Comedy short: I loved the Bowery Boys, the Three Stooges, Laurel and Hardy and other comic titans. Sometimes these fillers were so long that they stood as the second feature. Great stuff! I wish they'd bring them back. I think the Stooges' films ought to be preserved in museums for future generations.
Race reel: Upon entering the theater you'd be given a ticket with a number on it. Then a film would show a bunch of guys racing while having goofy spills and adventures along the way. If the racer with your number won, you could go up to the concession stand and get a free popcorn.
Singalong: While an old standard like "Let Me Call You Sweetheart" would play, a white ball would bounce across the screen from one syllable of each word to another, keeping the (presumably singing) audience in time with the music.

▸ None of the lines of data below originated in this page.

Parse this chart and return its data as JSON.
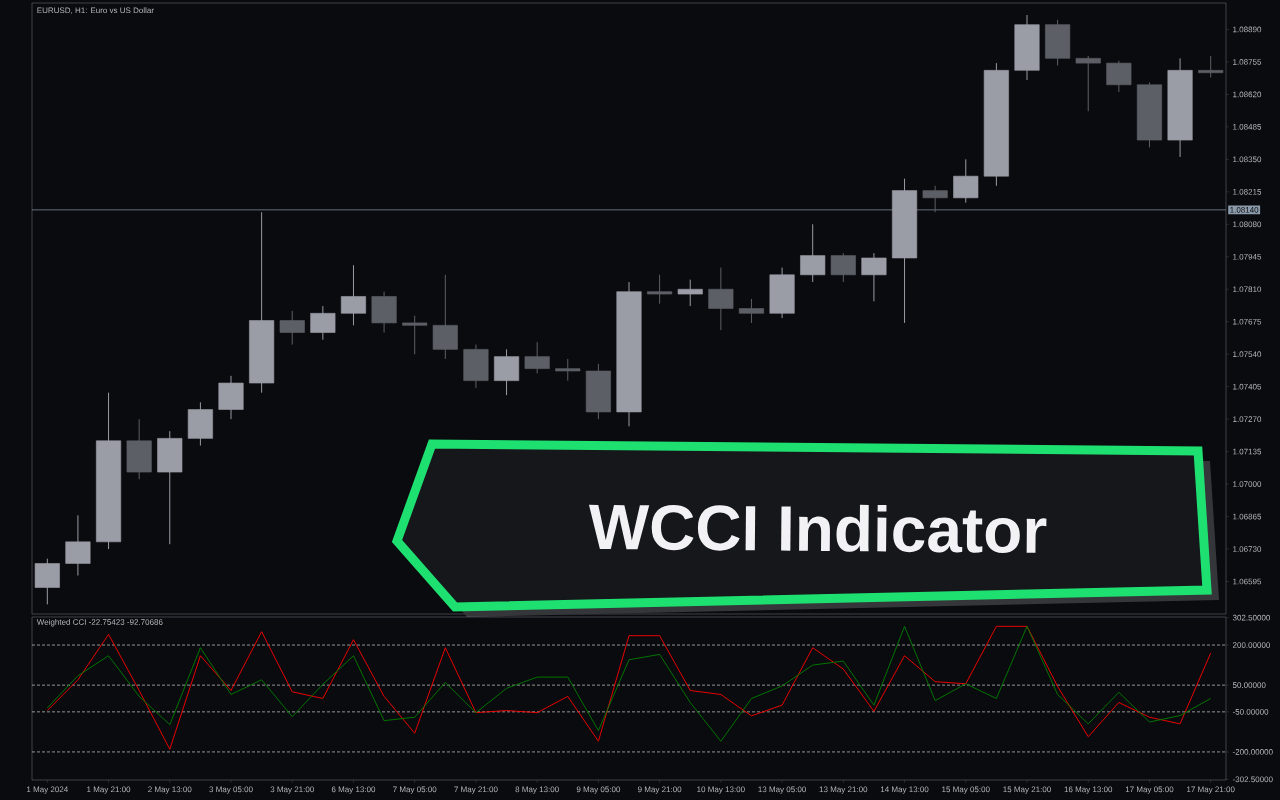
{
  "chart_data": [
    {
      "type": "candlestick",
      "title": "EURUSD, H1:  Euro vs US Dollar",
      "annotations": [
        "WCCI Indicator"
      ],
      "categories": [
        null,
        null,
        null,
        null,
        null,
        null,
        null,
        null,
        null,
        null,
        null,
        null,
        null,
        null,
        null,
        null,
        null,
        null,
        null,
        null,
        null,
        null,
        null,
        null,
        null,
        null,
        null,
        null,
        null,
        null,
        null,
        null,
        null,
        null,
        null,
        null,
        null,
        null,
        null
      ],
      "ohlc": [
        [
          1.0657,
          1.0669,
          1.065,
          1.0667
        ],
        [
          1.0667,
          1.0687,
          1.0662,
          1.0676
        ],
        [
          1.0676,
          1.0738,
          1.0673,
          1.0718
        ],
        [
          1.0718,
          1.0727,
          1.0702,
          1.0705
        ],
        [
          1.0705,
          1.0722,
          1.0675,
          1.0719
        ],
        [
          1.0719,
          1.0734,
          1.0716,
          1.0731
        ],
        [
          1.0731,
          1.0745,
          1.0727,
          1.0742
        ],
        [
          1.0742,
          1.0813,
          1.0738,
          1.0768
        ],
        [
          1.0768,
          1.0772,
          1.0758,
          1.0763
        ],
        [
          1.0763,
          1.0774,
          1.076,
          1.0771
        ],
        [
          1.0771,
          1.0791,
          1.0766,
          1.0778
        ],
        [
          1.0778,
          1.078,
          1.0763,
          1.0767
        ],
        [
          1.0767,
          1.077,
          1.0754,
          1.0766
        ],
        [
          1.0766,
          1.0787,
          1.0752,
          1.0756
        ],
        [
          1.0756,
          1.0758,
          1.074,
          1.0743
        ],
        [
          1.0743,
          1.0756,
          1.0737,
          1.0753
        ],
        [
          1.0753,
          1.0759,
          1.0746,
          1.0748
        ],
        [
          1.0748,
          1.0752,
          1.0743,
          1.0747
        ],
        [
          1.0747,
          1.075,
          1.0727,
          1.073
        ],
        [
          1.073,
          1.0784,
          1.0724,
          1.078
        ],
        [
          1.078,
          1.0787,
          1.0775,
          1.0779
        ],
        [
          1.0779,
          1.0785,
          1.0774,
          1.0781
        ],
        [
          1.0781,
          1.079,
          1.0764,
          1.0773
        ],
        [
          1.0773,
          1.0777,
          1.0767,
          1.0771
        ],
        [
          1.0771,
          1.079,
          1.0769,
          1.0787
        ],
        [
          1.0787,
          1.0808,
          1.0784,
          1.0795
        ],
        [
          1.0795,
          1.0796,
          1.0784,
          1.0787
        ],
        [
          1.0787,
          1.0796,
          1.0776,
          1.0794
        ],
        [
          1.0794,
          1.0827,
          1.0767,
          1.0822
        ],
        [
          1.0822,
          1.0824,
          1.0813,
          1.0819
        ],
        [
          1.0819,
          1.0835,
          1.0817,
          1.0828
        ],
        [
          1.0828,
          1.0875,
          1.0824,
          1.0872
        ],
        [
          1.0872,
          1.0895,
          1.0868,
          1.0891
        ],
        [
          1.0891,
          1.0893,
          1.0874,
          1.0877
        ],
        [
          1.0877,
          1.0878,
          1.0855,
          1.0875
        ],
        [
          1.0875,
          1.0876,
          1.0863,
          1.0866
        ],
        [
          1.0866,
          1.0867,
          1.084,
          1.0843
        ],
        [
          1.0843,
          1.0877,
          1.0836,
          1.0872
        ],
        [
          1.0872,
          1.0878,
          1.0869,
          1.0871
        ]
      ],
      "colors": [
        "#9a9ca6",
        "#9a9ca6",
        "#9a9ca6",
        "#5d5f66",
        "#9a9ca6",
        "#9a9ca6",
        "#9a9ca6",
        "#9a9ca6",
        "#5d5f66",
        "#9a9ca6",
        "#9a9ca6",
        "#5d5f66",
        "#5d5f66",
        "#5d5f66",
        "#5d5f66",
        "#9a9ca6",
        "#5d5f66",
        "#5d5f66",
        "#5d5f66",
        "#9a9ca6",
        "#5d5f66",
        "#9a9ca6",
        "#5d5f66",
        "#5d5f66",
        "#9a9ca6",
        "#9a9ca6",
        "#5d5f66",
        "#9a9ca6",
        "#9a9ca6",
        "#5d5f66",
        "#9a9ca6",
        "#9a9ca6",
        "#9a9ca6",
        "#5d5f66",
        "#5d5f66",
        "#5d5f66",
        "#5d5f66",
        "#9a9ca6",
        "#5d5f66"
      ],
      "ylim": [
        1.0646,
        1.09
      ],
      "yticks": [
        {
          "value": 1.06595,
          "label": "1.06595"
        },
        {
          "value": 1.0673,
          "label": "1.06730"
        },
        {
          "value": 1.06865,
          "label": "1.06865"
        },
        {
          "value": 1.07,
          "label": "1.07000"
        },
        {
          "value": 1.07135,
          "label": "1.07135"
        },
        {
          "value": 1.0727,
          "label": "1.07270"
        },
        {
          "value": 1.07405,
          "label": "1.07405"
        },
        {
          "value": 1.0754,
          "label": "1.07540"
        },
        {
          "value": 1.07675,
          "label": "1.07675"
        },
        {
          "value": 1.0781,
          "label": "1.07810"
        },
        {
          "value": 1.07945,
          "label": "1.07945"
        },
        {
          "value": 1.0808,
          "label": "1.08080"
        },
        {
          "value": 1.08215,
          "label": "1.08215"
        },
        {
          "value": 1.0835,
          "label": "1.08350"
        },
        {
          "value": 1.08485,
          "label": "1.08485"
        },
        {
          "value": 1.0862,
          "label": "1.08620"
        },
        {
          "value": 1.08755,
          "label": "1.08755"
        },
        {
          "value": 1.0889,
          "label": "1.08890"
        }
      ],
      "ref_lines": [
        {
          "axis": "y",
          "value": 1.0814,
          "label": "1.08140",
          "color": "#8c9bab"
        }
      ],
      "tick_labels": "y"
    },
    {
      "type": "line",
      "title": "Weighted CCI -22.75423 -92.70686",
      "categories": [
        "1 May 2024",
        null,
        "1 May 21:00",
        null,
        "2 May 13:00",
        null,
        "3 May 05:00",
        null,
        "3 May 21:00",
        null,
        "6 May 13:00",
        null,
        "7 May 05:00",
        null,
        "7 May 21:00",
        null,
        "8 May 13:00",
        null,
        "9 May 05:00",
        null,
        "9 May 21:00",
        null,
        "10 May 13:00",
        null,
        "13 May 05:00",
        null,
        "13 May 21:00",
        null,
        "14 May 13:00",
        null,
        "15 May 05:00",
        null,
        "15 May 21:00",
        null,
        "16 May 13:00",
        null,
        "17 May 05:00",
        null,
        "17 May 21:00"
      ],
      "series": [
        {
          "color": "#ff0000",
          "values": [
            -45,
            70,
            240,
            30,
            -190,
            160,
            30,
            250,
            25,
            0,
            220,
            8,
            -130,
            190,
            -53,
            -45,
            -53,
            8,
            -160,
            235,
            235,
            30,
            15,
            -65,
            -25,
            190,
            110,
            -48,
            160,
            63,
            55,
            270,
            270,
            45,
            -143,
            -15,
            -70,
            -95,
            170
          ]
        },
        {
          "color": "#008000",
          "values": [
            -35,
            85,
            160,
            8,
            -98,
            190,
            15,
            70,
            -68,
            53,
            160,
            -83,
            -70,
            60,
            -53,
            38,
            80,
            80,
            -120,
            145,
            165,
            -15,
            -160,
            0,
            47,
            125,
            140,
            -25,
            270,
            -8,
            55,
            0,
            270,
            15,
            -95,
            23,
            -88,
            -64,
            0
          ]
        }
      ],
      "ylim": [
        -305,
        305
      ],
      "yticks": [
        {
          "value": 302.5,
          "label": "302.50000"
        },
        {
          "value": 200,
          "label": "200.00000"
        },
        {
          "value": 50,
          "label": "50.00000"
        },
        {
          "value": -50,
          "label": "-50.00000"
        },
        {
          "value": -200,
          "label": "-200.00000"
        },
        {
          "value": -302.5,
          "label": "-302.50000"
        }
      ],
      "ref_lines": [
        {
          "axis": "y",
          "value": 200,
          "color": "#cfcfcf",
          "line_style": "dashed"
        },
        {
          "axis": "y",
          "value": 50,
          "color": "#cfcfcf",
          "line_style": "dashed"
        },
        {
          "axis": "y",
          "value": -50,
          "color": "#cfcfcf",
          "line_style": "dashed"
        },
        {
          "axis": "y",
          "value": -200,
          "color": "#cfcfcf",
          "line_style": "dashed"
        }
      ]
    }
  ]
}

Serial: This was a multi-part story in which each episode ended with the hero in dire straits, and you had to come back next week to see how he got out of it.
The differences didn't stop there. Decades ago theaters held events to build up trade. Sometimes a star whose movie was due in a few weeks would make a personal appearance on stage. As a holdover from the old vaudeville days, some theaters would package a movie with a stage show – perhaps a magician or a singing group. Bank night was a surreptitious form of gambling in which audience members could win prizes. Dish night? A patron could build up a set of dinnerware at discount prices by seeing enough movies.